Figure 3. Uric acid prevents the activity of rigosertib.

(A and B) Dose-response curves of HCC1806 (A) and SUM149 (B) cells treated with rigosertib in RPMI versus RPMI + HPLM stocks 8–18. (C and D) Cell growth assays of HCC1806 (C) and SUM149 (D) cells treated with 80 nM rigosertib in the presence of individual HPLM stocks 8–18. R, RPMI; H, HPLM. (E) Dose-response curve of MCF7 cells treated with rigosertib in HPLM versus HPLM – UA. UA, uric acid. (F and G) Dose-response curves of uric acid on HCC1806 (F) and SUM149 (G) cells treated with 80 nM rigosertib. (H) Representative Western blot of phosphorylated histone H3 in HCC1806 cells treated with 150 nM rigosertib in HPLM versus HPLM – UA. (I and J) Cell cycle analysis of HCC1806 cells treated with 150 nM commercial-grade rigosertib in HPLM (I) and HPLM – UA (J). (K) Cell death analysis of HCC1806 cells treated with 200 nM commercial-grade rigosertib in HPLM and HPLM – UA. For all panels, data are represented as mean ± SD of triplicate samples. * indicates P < 0.05 by unpaired 2-tailed t test.

Figure 4. Uric acid inhibits the microtubule-destabilizing activity of rigosertib.

(A) Western blot of soluble α-tubulin from SUM149 cells treated with increasing doses of rigosertib (0.1 μM, 0.5 μM, and 1 μM) for 4 hours in RPMI and HPLM. (B) Quantification of Western blots from A. Data are represented as mean ± SD from 3 independent experiments. ****P < 0.0001, *P < 0.05 by 1-way ANOVA followed by Tukey’s multiple-comparison test. (C) Western blot of soluble α-tubulin from SUM149 treated with increasing doses of rigosertib (0.1 μM, 0.5 μM, and 1 μM) for 4 hours in HPLM and HPLM – UA. (D) Quantification of Western blots from C. Data are represented as mean ± SD from 3 independent experiments. *P < 0.05 by 1-way ANOVA followed by Tukey’s multiple-comparison test. (E and F) Dose-response curves of HCC1806 (E) and SUM149 (F) cells treated with pharmaceutical-grade rigosertib in RPMI versus HPLM. (G and H) Dose-response curves of a panel of renal cancer cell lines treated with pharmaceutical-grade rigosertib in RPMI (G) versus RPMI + UA (H). (I) Western blot of soluble and pellet α-tubulin from 786-O cells treated with increasing doses (5 nM, 50 nM, 100 nM, 500 nM, 1,000 nM) of pharmaceutical-grade rigosertib for 4 hours in RPMI and RPMI + UA. (J) Quantification of Western blots from I. Data are represented as means ± SD of 3 independent experiments. *P < 0.05 by 2-way ANOVA.

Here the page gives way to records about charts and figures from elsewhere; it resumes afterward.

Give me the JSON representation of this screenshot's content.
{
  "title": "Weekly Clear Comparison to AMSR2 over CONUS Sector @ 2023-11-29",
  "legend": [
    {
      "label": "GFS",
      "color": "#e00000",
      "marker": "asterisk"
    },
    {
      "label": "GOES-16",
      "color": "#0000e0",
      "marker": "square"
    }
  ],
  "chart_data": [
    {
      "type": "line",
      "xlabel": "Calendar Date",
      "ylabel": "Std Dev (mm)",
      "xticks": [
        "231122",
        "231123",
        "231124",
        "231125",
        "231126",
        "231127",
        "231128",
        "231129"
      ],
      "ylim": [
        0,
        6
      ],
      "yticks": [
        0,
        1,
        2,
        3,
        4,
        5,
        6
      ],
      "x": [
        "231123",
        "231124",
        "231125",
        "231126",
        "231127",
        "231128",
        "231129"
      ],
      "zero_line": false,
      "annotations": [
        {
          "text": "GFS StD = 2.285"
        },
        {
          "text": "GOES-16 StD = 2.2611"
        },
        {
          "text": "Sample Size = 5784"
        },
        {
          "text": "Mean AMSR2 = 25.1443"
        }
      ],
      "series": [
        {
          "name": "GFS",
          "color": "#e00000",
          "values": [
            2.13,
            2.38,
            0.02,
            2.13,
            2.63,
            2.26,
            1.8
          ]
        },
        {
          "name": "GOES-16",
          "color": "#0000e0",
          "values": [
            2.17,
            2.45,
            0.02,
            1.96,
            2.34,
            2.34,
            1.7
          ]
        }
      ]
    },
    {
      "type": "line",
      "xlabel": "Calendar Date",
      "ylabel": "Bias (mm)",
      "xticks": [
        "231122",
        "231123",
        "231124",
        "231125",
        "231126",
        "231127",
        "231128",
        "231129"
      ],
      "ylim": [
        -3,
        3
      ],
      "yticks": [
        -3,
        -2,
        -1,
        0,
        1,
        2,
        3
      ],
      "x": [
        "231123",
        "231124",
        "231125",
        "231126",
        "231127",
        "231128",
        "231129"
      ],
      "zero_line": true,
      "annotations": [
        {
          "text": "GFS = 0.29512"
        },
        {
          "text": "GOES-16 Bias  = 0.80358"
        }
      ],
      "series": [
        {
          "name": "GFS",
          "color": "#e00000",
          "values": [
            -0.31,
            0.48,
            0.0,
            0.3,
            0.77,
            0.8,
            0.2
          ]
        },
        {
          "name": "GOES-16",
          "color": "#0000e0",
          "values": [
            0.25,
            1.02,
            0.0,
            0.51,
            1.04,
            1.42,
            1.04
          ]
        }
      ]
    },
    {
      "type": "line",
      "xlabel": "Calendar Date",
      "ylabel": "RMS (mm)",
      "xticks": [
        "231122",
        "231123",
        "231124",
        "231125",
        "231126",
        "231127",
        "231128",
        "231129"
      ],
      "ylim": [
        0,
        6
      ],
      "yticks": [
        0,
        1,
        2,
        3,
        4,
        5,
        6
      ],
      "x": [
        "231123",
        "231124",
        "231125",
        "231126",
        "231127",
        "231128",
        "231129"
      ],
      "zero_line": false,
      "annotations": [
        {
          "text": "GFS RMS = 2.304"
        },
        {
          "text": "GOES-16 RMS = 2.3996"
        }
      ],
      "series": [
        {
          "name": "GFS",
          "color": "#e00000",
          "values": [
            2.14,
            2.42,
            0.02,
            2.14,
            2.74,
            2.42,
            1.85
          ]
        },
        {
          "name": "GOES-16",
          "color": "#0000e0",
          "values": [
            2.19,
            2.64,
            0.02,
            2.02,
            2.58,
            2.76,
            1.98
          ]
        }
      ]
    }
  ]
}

Figure 5. Uric acid inhibits rigosertib activity by reducing the affinity of rigosertib for β-tubulin.

(A) Structural comparisons of colchicine-bound and rigosertib-bound tubulin. Colchicine and rigosertib are colored orange and cyan, respectively. The salt bridge between βE328 and αR221 found in the colchicine structure is absent in the rigosertib structure, allowing H10 (shown in green) to move away from the dimer body and create a pocket for uric acid (shown in yellow) to bind. (B) Distance between βE328 and αR221 in the colchicine and rigosertib simulations. When this ionic bond is not formed, H10 becomes untethered, which creates the binding pocket for uric acid. (C) Molecular details of uric acid binding in the pocket between H10 (green) and S9 (magenta). Residues that form hydrogen bonds with uric acid are labeled. (D) CETSA analysis of K562 cells treated for 4 hours with 40 μM pharmaceutical-grade rigosertib in RPMI at the indicated temperature. (E) Quantification of β-tubulin melting at increasing temperature in the absence of uric acid and rigosertib. N = 5 independent experiments. (F) Quantification of β-tubulin at 60°C in the presence and absence of rigosertib and uric acid. Data are represented as means ± SD of 5 independent experiments. **P < 0.01 from unpaired 2-tailed t test. (G) Unlike mice and other model organisms and systems, humans do not express uricase, resulting in uniquely high uric acid levels.